También mejora la seguridad ocupacional. Menos recorridos sobre plataformas, escaleras y estructuras alrededor del avión significan menor exposición a caídas y golpes, especialmente durante inspecciones extensas o posteriores a eventos meteorológicos.

Rayos, pintura y mantenimiento predictivo

JAL está evaluando el sistema unas cuatro veces al mes. Entre los siguientes casos de uso aparecen el seguimiento del estado de la pintura, la búsqueda de piezas potencialmente desprendidas y la inspección después de impactos de rayo. Tener imágenes comparables de una misma aeronave a lo largo del tiempo abre además la puerta a detectar cambios graduales antes de que se conviertan en una intervención mayor.

Hay límites concretos. La inspección de rayos con Iris GVI está incorporada por ahora al manual de mantenimiento de la familia Airbus A320, pero no al del Boeing 737-800 utilizado en la demostración ni al 777 de JAL. La utilidad técnica existe; la autorización para cada modelo y procedimiento debe avanzar al mismo ritmo.

Las pruebas actuales se realizan dentro del hangar y con las puertas cerradas. JAL trabaja con el Ministerio de Tierra, Infraestructura, Transporte y Turismo de Japón para estudiar operaciones exteriores, un escenario mucho más complejo por viento, tráfico aeroportuario, comunicaciones y regulación.

JAL y JAL Engineering: operación y mantenimiento bajo la misma prueba

Japan Airlines aporta la escala operacional y la exigencia de disponibilidad de una aerolínea internacional. JAL Engineering aporta la experiencia MRO —mantenimiento, reparación y revisión— necesaria para decidir si las imágenes sirven realmente dentro de un procedimiento de taller, no solo en una demostración tecnológica.
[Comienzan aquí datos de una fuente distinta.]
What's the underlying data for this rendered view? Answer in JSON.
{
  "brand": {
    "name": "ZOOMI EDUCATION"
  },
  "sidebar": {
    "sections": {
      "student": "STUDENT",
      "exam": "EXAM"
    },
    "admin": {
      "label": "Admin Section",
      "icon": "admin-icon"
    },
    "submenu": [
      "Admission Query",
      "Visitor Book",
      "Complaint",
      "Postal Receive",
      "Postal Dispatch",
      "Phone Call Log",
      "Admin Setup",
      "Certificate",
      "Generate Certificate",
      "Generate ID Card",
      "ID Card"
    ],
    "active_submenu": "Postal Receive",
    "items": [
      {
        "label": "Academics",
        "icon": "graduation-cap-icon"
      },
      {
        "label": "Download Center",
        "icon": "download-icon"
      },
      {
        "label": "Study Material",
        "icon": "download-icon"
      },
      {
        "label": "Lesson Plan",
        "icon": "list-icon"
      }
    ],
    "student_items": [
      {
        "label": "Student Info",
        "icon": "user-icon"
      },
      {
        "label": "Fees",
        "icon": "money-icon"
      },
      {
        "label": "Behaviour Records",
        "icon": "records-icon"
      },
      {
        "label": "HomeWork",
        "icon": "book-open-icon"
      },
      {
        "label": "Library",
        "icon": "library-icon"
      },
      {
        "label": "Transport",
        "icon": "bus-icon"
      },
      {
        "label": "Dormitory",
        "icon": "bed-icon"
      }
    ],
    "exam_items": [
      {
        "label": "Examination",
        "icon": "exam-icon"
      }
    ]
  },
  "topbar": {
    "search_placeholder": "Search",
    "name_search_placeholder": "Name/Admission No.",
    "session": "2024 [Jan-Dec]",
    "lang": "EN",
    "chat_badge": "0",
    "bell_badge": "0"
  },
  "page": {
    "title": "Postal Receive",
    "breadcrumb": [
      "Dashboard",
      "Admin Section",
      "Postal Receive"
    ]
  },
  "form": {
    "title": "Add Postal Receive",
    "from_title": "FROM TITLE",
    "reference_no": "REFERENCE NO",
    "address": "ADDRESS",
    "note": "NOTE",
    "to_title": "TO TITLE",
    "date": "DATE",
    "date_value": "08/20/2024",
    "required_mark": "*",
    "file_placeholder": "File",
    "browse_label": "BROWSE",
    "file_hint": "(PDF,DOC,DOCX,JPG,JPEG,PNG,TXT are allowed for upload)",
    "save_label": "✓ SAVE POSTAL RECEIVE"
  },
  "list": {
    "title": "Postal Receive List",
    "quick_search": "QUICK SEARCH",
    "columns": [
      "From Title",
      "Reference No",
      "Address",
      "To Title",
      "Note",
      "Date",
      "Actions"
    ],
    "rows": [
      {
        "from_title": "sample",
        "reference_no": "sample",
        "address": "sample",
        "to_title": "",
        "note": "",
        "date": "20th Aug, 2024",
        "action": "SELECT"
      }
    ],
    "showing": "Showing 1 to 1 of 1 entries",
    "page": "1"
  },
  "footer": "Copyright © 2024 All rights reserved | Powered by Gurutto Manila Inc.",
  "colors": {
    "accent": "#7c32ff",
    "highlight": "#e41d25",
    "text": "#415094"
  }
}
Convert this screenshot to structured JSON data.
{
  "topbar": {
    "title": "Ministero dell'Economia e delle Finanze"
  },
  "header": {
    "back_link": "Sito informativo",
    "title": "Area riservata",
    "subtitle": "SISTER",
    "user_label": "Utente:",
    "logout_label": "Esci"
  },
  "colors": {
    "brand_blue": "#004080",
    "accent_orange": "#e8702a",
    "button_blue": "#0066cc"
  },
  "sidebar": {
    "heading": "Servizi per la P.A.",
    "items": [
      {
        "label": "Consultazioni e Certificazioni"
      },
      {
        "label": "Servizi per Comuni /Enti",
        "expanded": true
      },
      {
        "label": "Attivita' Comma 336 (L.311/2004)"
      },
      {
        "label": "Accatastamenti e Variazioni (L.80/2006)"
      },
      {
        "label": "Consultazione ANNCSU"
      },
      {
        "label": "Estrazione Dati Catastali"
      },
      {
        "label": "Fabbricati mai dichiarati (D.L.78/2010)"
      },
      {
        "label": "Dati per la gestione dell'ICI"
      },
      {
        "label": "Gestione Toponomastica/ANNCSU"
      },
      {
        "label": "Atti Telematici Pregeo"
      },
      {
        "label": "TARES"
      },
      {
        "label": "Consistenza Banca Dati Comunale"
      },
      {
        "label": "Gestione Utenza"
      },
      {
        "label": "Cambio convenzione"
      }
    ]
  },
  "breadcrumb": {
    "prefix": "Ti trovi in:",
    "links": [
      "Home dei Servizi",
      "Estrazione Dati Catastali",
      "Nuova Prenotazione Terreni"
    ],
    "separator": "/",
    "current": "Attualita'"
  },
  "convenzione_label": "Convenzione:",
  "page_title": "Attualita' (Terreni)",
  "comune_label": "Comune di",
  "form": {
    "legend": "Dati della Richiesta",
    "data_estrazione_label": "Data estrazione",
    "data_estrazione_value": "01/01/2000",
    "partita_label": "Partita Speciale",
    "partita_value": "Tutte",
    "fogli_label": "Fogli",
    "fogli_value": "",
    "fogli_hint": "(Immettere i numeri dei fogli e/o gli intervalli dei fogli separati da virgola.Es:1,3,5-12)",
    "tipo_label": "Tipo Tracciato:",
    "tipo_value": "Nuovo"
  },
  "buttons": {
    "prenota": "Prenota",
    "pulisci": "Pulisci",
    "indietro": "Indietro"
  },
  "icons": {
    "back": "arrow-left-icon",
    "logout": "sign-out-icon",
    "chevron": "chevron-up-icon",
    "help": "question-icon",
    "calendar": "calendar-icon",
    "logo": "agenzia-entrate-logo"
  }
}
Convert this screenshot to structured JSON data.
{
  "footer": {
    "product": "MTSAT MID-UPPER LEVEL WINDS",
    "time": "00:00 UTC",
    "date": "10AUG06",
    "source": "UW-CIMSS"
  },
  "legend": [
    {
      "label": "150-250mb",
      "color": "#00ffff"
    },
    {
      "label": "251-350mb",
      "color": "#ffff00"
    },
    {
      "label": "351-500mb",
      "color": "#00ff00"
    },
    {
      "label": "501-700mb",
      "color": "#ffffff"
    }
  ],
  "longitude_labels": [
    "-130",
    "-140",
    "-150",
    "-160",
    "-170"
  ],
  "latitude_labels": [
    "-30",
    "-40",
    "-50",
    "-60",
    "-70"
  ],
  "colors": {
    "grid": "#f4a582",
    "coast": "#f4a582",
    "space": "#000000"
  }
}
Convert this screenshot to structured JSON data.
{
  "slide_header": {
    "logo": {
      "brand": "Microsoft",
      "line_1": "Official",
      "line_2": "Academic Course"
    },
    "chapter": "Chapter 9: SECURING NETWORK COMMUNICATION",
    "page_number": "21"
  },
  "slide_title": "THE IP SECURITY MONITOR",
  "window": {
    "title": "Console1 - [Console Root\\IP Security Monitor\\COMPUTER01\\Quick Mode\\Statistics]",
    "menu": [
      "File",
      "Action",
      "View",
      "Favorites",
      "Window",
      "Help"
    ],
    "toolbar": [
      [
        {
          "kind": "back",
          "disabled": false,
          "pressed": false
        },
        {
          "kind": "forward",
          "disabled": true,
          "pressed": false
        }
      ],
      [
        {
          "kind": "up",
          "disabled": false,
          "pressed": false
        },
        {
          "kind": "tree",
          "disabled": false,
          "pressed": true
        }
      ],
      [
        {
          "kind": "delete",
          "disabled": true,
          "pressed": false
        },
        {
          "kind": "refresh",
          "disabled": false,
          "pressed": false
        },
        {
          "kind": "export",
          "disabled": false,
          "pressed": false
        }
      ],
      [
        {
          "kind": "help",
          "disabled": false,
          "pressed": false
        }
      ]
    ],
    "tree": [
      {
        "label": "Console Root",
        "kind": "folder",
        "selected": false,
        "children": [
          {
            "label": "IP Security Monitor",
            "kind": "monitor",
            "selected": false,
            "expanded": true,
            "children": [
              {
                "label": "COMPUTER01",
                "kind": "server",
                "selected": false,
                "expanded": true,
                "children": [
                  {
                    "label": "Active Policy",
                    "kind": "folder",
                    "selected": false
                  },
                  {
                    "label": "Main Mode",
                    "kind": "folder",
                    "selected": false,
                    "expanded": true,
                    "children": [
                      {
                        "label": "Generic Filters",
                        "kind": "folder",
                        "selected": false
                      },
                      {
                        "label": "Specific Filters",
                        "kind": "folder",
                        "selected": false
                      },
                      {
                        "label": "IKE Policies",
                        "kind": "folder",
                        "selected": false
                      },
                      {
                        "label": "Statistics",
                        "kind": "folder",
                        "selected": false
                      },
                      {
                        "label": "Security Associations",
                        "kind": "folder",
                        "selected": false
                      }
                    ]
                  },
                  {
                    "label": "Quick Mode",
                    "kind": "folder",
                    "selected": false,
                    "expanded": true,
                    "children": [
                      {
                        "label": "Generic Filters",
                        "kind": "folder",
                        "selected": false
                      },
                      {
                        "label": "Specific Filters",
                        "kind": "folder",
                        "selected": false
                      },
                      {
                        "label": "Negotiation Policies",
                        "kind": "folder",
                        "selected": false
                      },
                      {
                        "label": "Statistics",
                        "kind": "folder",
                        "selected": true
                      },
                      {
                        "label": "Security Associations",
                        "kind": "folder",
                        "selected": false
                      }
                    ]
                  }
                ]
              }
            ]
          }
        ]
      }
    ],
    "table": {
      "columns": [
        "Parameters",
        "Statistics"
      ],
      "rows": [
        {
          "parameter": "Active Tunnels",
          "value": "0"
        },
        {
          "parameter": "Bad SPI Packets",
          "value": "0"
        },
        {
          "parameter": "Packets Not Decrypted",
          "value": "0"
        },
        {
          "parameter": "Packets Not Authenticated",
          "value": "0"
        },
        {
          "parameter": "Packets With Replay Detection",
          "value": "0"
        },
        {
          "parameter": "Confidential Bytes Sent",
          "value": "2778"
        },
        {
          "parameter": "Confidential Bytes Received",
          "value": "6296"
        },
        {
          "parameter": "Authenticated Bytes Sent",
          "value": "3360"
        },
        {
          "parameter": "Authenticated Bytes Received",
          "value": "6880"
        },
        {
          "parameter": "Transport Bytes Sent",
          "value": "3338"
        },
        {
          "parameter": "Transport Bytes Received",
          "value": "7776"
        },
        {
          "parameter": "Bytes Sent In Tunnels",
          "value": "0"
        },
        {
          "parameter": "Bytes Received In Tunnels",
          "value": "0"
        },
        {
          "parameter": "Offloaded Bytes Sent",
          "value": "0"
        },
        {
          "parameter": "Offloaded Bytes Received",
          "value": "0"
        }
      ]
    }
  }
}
Esa combinación explica por qué la prueba comenzó con formación de operadores en marzo de 2026, siguió con vuelos sobre aeronaves reales a finales de junio y llegó a una presentación pública el 11 de septiembre. No se trata de comprar un dron y encenderlo, sino de diseñar protocolos, responsabilidades, criterios de aceptación y una integración segura con las operaciones de Haneda.

JAL todavía no anunció una fecha definitiva para el uso operacional. La cautela es parte del proceso: la aviación adopta tecnología cuando puede demostrar no solo velocidad, sino repetibilidad, trazabilidad y seguridad.

Mejores ojos para una decisión humana

La imagen más poderosa no es la del dron volando junto al avión. Es la del técnico sentado frente a cientos de fotografías ordenadas, ampliables y comparables, sin haber pasado horas recorriendo el fuselaje en altura. Allí se entiende el cambio: automatizar la observación para elevar la calidad de la decisión.

Si la prueba supera sus restricciones regulatorias y operativas, el siguiente salto será conectar ese archivo visual con historiales de mantenimiento y modelos capaces de señalar variaciones. El mantenimiento predictivo no nace de una fotografía aislada, sino de reconocer cómo cambia una superficie entre inspecciones.

La aviación no está pasando de los ojos humanos a los drones. Está sumando ojos autónomos a la experiencia humana. Y en una industria donde cada minuto en tierra cuenta, esa alianza puede ser mucho más valiosa que cualquiera de las dos capacidades por separado.